Yes, death is the enemy of all. The enemy of all men, and the enemy of God who loves all men. This is what I find so hollow today in this world. We want to talk about circles of life that end in death. We don’t have funerals anymore, but celebrations of life. And they are pathetic. People want to talk of death as if it is natural. But God has put eternity in our hearts, and man knows that it just isn’t. I don’t care how many balloons you bring to a funeral, birthday cake tastes worse than wedding cake in the presence of death. But Christ rose from the dead, he walked out of the tomb, he gave us something to celebrate on the first day of each week, he gave us life, the answer to the eternity in our hearts. It is in him. He is the light of the world, because in him there is life.
Yes, this is worth celebrating with the foretaste of the feast to come. Yes, this is found in the forgiveness of sins proclaimed Sunday in and Sunday out, as we eat the bread and drink the cup that proclaims his death until he comes, the death of God, that became the death of death. It is a foretaste of the feast, a little bite off the grill. Jesus is light, and his church is here to shed that light upon the world. But people don’t come, because we’ve taken the reason for celebration out of it. It’s a sad thing to think about, but it is true. Pastors are actually afraid of the gospel these days. People go to church wanting to hear the good news and pastors are afraid so they throw out a wet blanket of law.
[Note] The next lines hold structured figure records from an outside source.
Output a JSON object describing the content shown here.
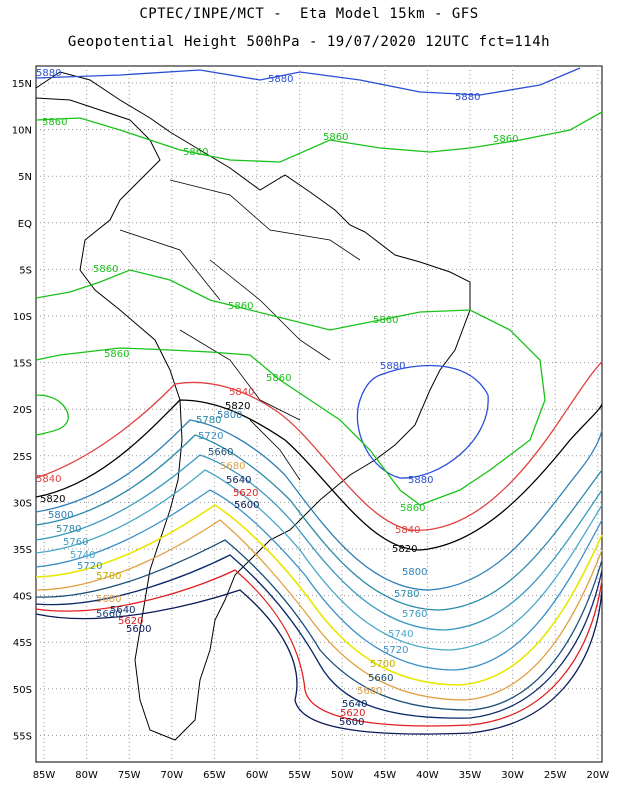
{
  "header": {
    "line1": "CPTEC/INPE/MCT -  Eta Model 15km - GFS",
    "line2": "Geopotential Height 500hPa - 19/07/2020 12UTC fct=114h"
  },
  "axes": {
    "lat_labels": [
      "15N",
      "10N",
      "5N",
      "EQ",
      "5S",
      "10S",
      "15S",
      "20S",
      "25S",
      "30S",
      "35S",
      "40S",
      "45S",
      "50S",
      "55S"
    ],
    "lon_labels": [
      "85W",
      "80W",
      "75W",
      "70W",
      "65W",
      "60W",
      "55W",
      "50W",
      "45W",
      "40W",
      "35W",
      "30W",
      "25W",
      "20W"
    ],
    "grid": "dotted"
  },
  "contours": [
    {
      "value": "5880",
      "color": "#2a4fd6"
    },
    {
      "value": "5860",
      "color": "#19c219"
    },
    {
      "value": "5840",
      "color": "#e04040"
    },
    {
      "value": "5820",
      "color": "#000000"
    },
    {
      "value": "5800",
      "color": "#2e7fb8"
    },
    {
      "value": "5780",
      "color": "#2a8aa8"
    },
    {
      "value": "5760",
      "color": "#3a9ac0"
    },
    {
      "value": "5740",
      "color": "#4aa8c8"
    },
    {
      "value": "5720",
      "color": "#3a90c8"
    },
    {
      "value": "5700",
      "color": "#e8e800"
    },
    {
      "value": "5680",
      "color": "#e0a040"
    },
    {
      "value": "5660",
      "color": "#1a4f7a"
    },
    {
      "value": "5640",
      "color": "#0a2a6a"
    },
    {
      "value": "5620",
      "color": "#e02020"
    },
    {
      "value": "5600",
      "color": "#0a1a5a"
    }
  ]
}
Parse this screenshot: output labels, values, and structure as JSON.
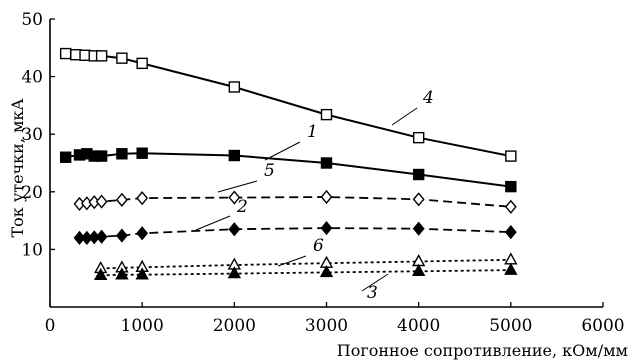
{
  "chart_data": {
    "type": "line",
    "title": "",
    "xlabel": "Погонное сопротивление, кОм/мм",
    "ylabel": "Ток утечки, мкА",
    "xlim": [
      0,
      6000
    ],
    "ylim": [
      0,
      50
    ],
    "x_ticks": [
      0,
      1000,
      2000,
      3000,
      4000,
      5000,
      6000
    ],
    "y_ticks": [
      10,
      20,
      30,
      40,
      50
    ],
    "x_tick_labels": [
      "0",
      "1000",
      "2000",
      "3000",
      "4000",
      "5000",
      "6000"
    ],
    "y_tick_labels": [
      "10",
      "20",
      "30",
      "40",
      "50"
    ],
    "grid": false,
    "legend": "none",
    "series": [
      {
        "name": "4",
        "marker": "square-open",
        "line": "solid",
        "x": [
          170,
          280,
          380,
          480,
          560,
          780,
          1000,
          2000,
          3000,
          4000,
          5000
        ],
        "y": [
          44.0,
          43.8,
          43.7,
          43.6,
          43.6,
          43.2,
          42.3,
          38.2,
          33.4,
          29.4,
          26.2
        ]
      },
      {
        "name": "1",
        "marker": "square-filled",
        "line": "solid",
        "x": [
          170,
          320,
          400,
          480,
          560,
          780,
          1000,
          2000,
          3000,
          4000,
          5000
        ],
        "y": [
          26.0,
          26.4,
          26.6,
          26.2,
          26.2,
          26.6,
          26.7,
          26.3,
          25.0,
          23.0,
          20.9
        ]
      },
      {
        "name": "5",
        "marker": "diamond-open",
        "line": "dashed",
        "x": [
          320,
          400,
          480,
          560,
          780,
          1000,
          2000,
          3000,
          4000,
          5000
        ],
        "y": [
          17.9,
          18.0,
          18.2,
          18.3,
          18.6,
          18.9,
          19.0,
          19.1,
          18.7,
          17.4
        ]
      },
      {
        "name": "2",
        "marker": "diamond-filled",
        "line": "dashed",
        "x": [
          320,
          400,
          480,
          560,
          780,
          1000,
          2000,
          3000,
          4000,
          5000
        ],
        "y": [
          12.0,
          12.0,
          12.1,
          12.2,
          12.4,
          12.8,
          13.5,
          13.7,
          13.6,
          13.0
        ]
      },
      {
        "name": "6",
        "marker": "triangle-open",
        "line": "dotted",
        "x": [
          550,
          780,
          1000,
          2000,
          3000,
          4000,
          5000
        ],
        "y": [
          6.7,
          6.8,
          6.9,
          7.3,
          7.6,
          7.9,
          8.2
        ]
      },
      {
        "name": "3",
        "marker": "triangle-filled",
        "line": "dotted",
        "x": [
          550,
          780,
          1000,
          2000,
          3000,
          4000,
          5000
        ],
        "y": [
          5.5,
          5.6,
          5.6,
          5.8,
          6.0,
          6.2,
          6.4
        ]
      }
    ],
    "curve_labels": [
      "4",
      "1",
      "5",
      "2",
      "6",
      "3"
    ]
  }
}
Instead of dispensing life, they dispense more death, and in all the more bitter of a pill than the world dispenses because people intuitively know what they are supposed to be getting there. And we make the house of prayer into a den of robbers, because we withhold the declaration of forgiveness, and send the people away emptier than they came. They come with guilt, and they leave with guilt, and the pastor thinks he has done his job because he has given them more things to feel guilty for, and admonished them to live the virtuous life he himself has failed to live. And he knows he has failed to live it, because he knows death knocks at his door too. Ah, but then, Jesus forgives all sins, even the sin of bad preaching, and he offers the cup of salvation, the wine that makes merry, and restores joy with the light of life.